Sowohl die finnische Regierung als auch die Industrie sind entschlossen, sich baldmöglichst von russischen Energieimporten unabhängig zu machen. Die Entscheidung steht im Zusammenhang mit den von Russland begangenen Kriegsverbrechen.
Finnland führt jährlich Rohöl und Erdölerzeugnisse im Wert von rund 3,5 Milliarden Euro aus Russland ein. Der Anteil des Rohöls beläuft sich auf etwa 2,7 Milliarden Euro, wovon 91 Prozent aus Russland stammen.
Das Ölraffinerie- und Marketingunternehmen Neste Corporation hat bekannt gegeben, dass es bis Anfang April 85 Prozent des aus Russland importierten Öls durch andere Lieferanten ersetzt hat.
Es werden keine neuen Verträge mit Russland abgeschlossen, und die bestehenden Verträge laufen Ende dieses Jahres aus, erklärte das Unternehmen. Der größte Einzelaktionär von Neste ist die finnische Regierung, die 35,91 Prozent der Anteile hält. Neste ist derzeit in vierzehn Ländern tätig.
Anfang April kündigten die drei baltischen Staaten an, kein Erdgas mehr aus Russland zu importieren. Finnland beabsichtigt, diesem Beispiel zu folgen. Im Jahr 2020 kamen 65 Prozent des nach Finnland importierten Erdgases aus Russland. Ein kleinerer Teil wird über die Balticconnector-Pipeline aus Estland bezogen.

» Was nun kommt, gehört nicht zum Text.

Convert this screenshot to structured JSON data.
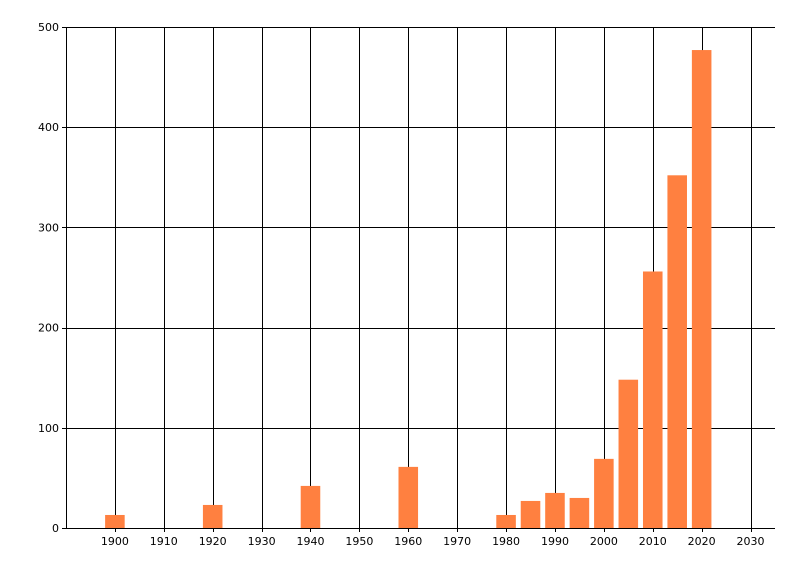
{
  "chart_data": {
    "type": "bar",
    "title": "",
    "xlabel": "",
    "ylabel": "",
    "x": [
      1900,
      1920,
      1940,
      1960,
      1980,
      1985,
      1990,
      1995,
      2000,
      2005,
      2010,
      2015,
      2020
    ],
    "values": [
      13,
      23,
      42,
      61,
      13,
      27,
      35,
      30,
      69,
      148,
      256,
      352,
      477
    ],
    "xlim": [
      1890,
      2035
    ],
    "ylim": [
      0,
      500
    ],
    "xticks": [
      1900,
      1910,
      1920,
      1930,
      1940,
      1950,
      1960,
      1970,
      1980,
      1990,
      2000,
      2010,
      2020,
      2030
    ],
    "yticks": [
      0,
      100,
      200,
      300,
      400,
      500
    ],
    "bar_width_years": 4,
    "grid": true,
    "bar_color": "#FF8040"
  }
}
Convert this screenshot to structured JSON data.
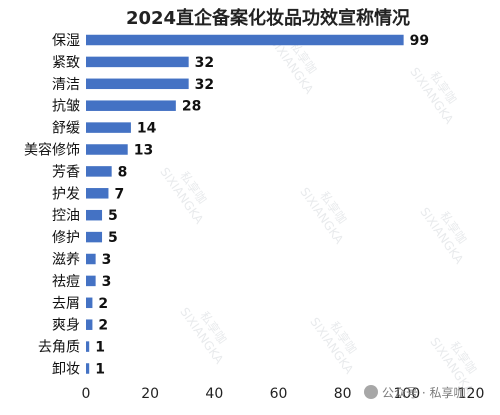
{
  "chart_data": {
    "type": "bar",
    "orientation": "horizontal",
    "title": "2024直企备案化妆品功效宣称情况",
    "categories": [
      "保湿",
      "紧致",
      "清洁",
      "抗皱",
      "舒缓",
      "美容修饰",
      "芳香",
      "护发",
      "控油",
      "修护",
      "滋养",
      "祛痘",
      "去屑",
      "爽身",
      "去角质",
      "卸妆"
    ],
    "values": [
      99,
      32,
      32,
      28,
      14,
      13,
      8,
      7,
      5,
      5,
      3,
      3,
      2,
      2,
      1,
      1
    ],
    "xlabel": "",
    "ylabel": "",
    "xlim": [
      0,
      120
    ],
    "xticks": [
      0,
      20,
      40,
      60,
      80,
      100,
      120
    ],
    "bar_color": "#4472c4",
    "grid": false,
    "legend": "none",
    "data_labels": true
  },
  "watermark": {
    "brand": "私享咖",
    "latin": "SIXIANGKA",
    "source_text": "公众号 · 私享咖",
    "color": "#9aa3ad"
  }
}
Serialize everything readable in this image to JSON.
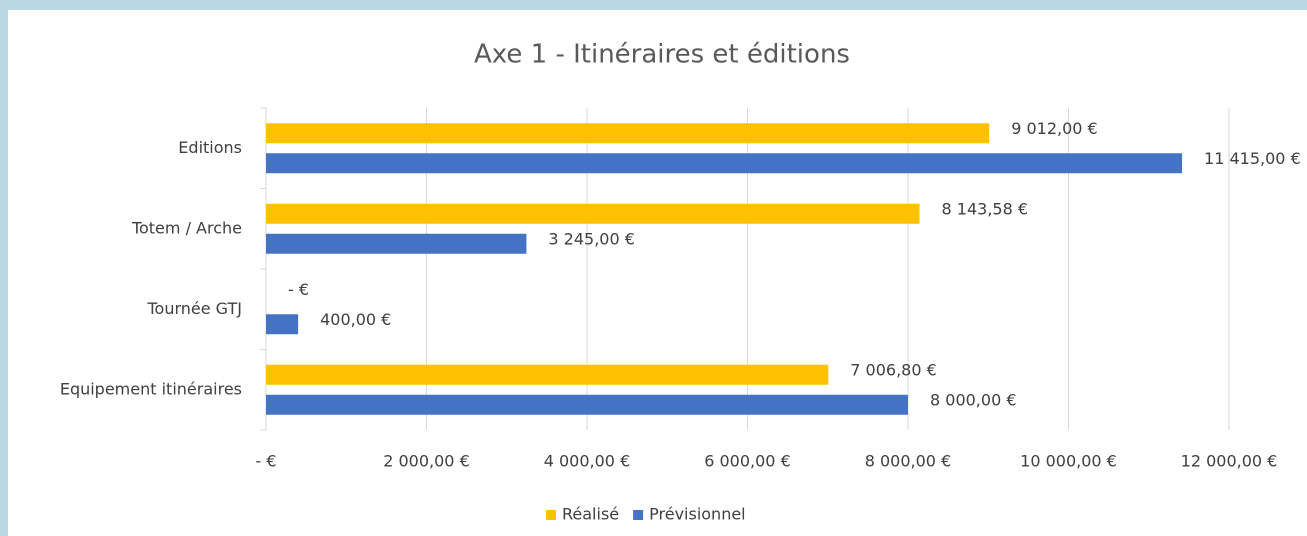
{
  "chart_data": {
    "type": "barh",
    "title": "Axe 1 - Itinéraires et éditions",
    "categories": [
      "Editions",
      "Totem / Arche",
      "Tournée GTJ",
      "Equipement itinéraires"
    ],
    "series": [
      {
        "name": "Réalisé",
        "color": "#ffc000",
        "values": [
          9012,
          8143.58,
          0,
          7006.8
        ],
        "value_labels": [
          "9 012,00 €",
          "8 143,58 €",
          "- €",
          "7 006,80 €"
        ]
      },
      {
        "name": "Prévisionnel",
        "color": "#4472c4",
        "values": [
          11415,
          3245,
          400,
          8000
        ],
        "value_labels": [
          "11 415,00 €",
          "3 245,00 €",
          "400,00 €",
          "8 000,00 €"
        ]
      }
    ],
    "xlim": [
      0,
      12000
    ],
    "xticks": [
      {
        "value": 0,
        "label": "- €"
      },
      {
        "value": 2000,
        "label": "2 000,00 €"
      },
      {
        "value": 4000,
        "label": "4 000,00 €"
      },
      {
        "value": 6000,
        "label": "6 000,00 €"
      },
      {
        "value": 8000,
        "label": "8 000,00 €"
      },
      {
        "value": 10000,
        "label": "10 000,00 €"
      },
      {
        "value": 12000,
        "label": "12 000,00 €"
      }
    ],
    "grid": true,
    "legend": "bottom"
  }
}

Der Anteil von Erdgas am finnischen Energiemix beträgt nur 6 Prozent. Es wird hauptsächlich von der Industrie und nicht von den Haushalten genutzt. Das könnte eine Umstellung auf andere Energieträger politisch etwas einfacher gestalten. Nach Angaben des finnischen Verbands der Energiewirtschaft kann russisches Gas bis zum nächsten Herbst vollständig ersetzt werden.
Das Gleiche gilt für importierten Kernbrennstoff und russische Holzspäne, die in Heizwerken verwendet werden. Hackschnitzel können in Finnland hergestellt werden, und Kernbrennstoff gibt es auch anderswo auf der Welt, sagte Jari Kostama vom Verband der finnischen Energiewirtschaft in einem Interview mit der Wirtschaftszeitung Kauppalehti.
Die Verwendung von Kohle in der Energieerzeugung ist ab 2029 gesetzlich verboten. Derzeit stammt etwa die Hälfte der Kohle aus Russland. Ein Importstopp sei laut Expert:innen jedoch kein Problem. Kohle lässt sich problemlos über größere Distanzen transportieren, ihr Einsatz ist allerdings umstritten.
Am Dienstag (5. April) versuchte Greenpeace, Arbeiter:innen im Hafen von Helsinki daran zu hindern, Kohle von einem aus Russland kommenden Schiff zu entladen.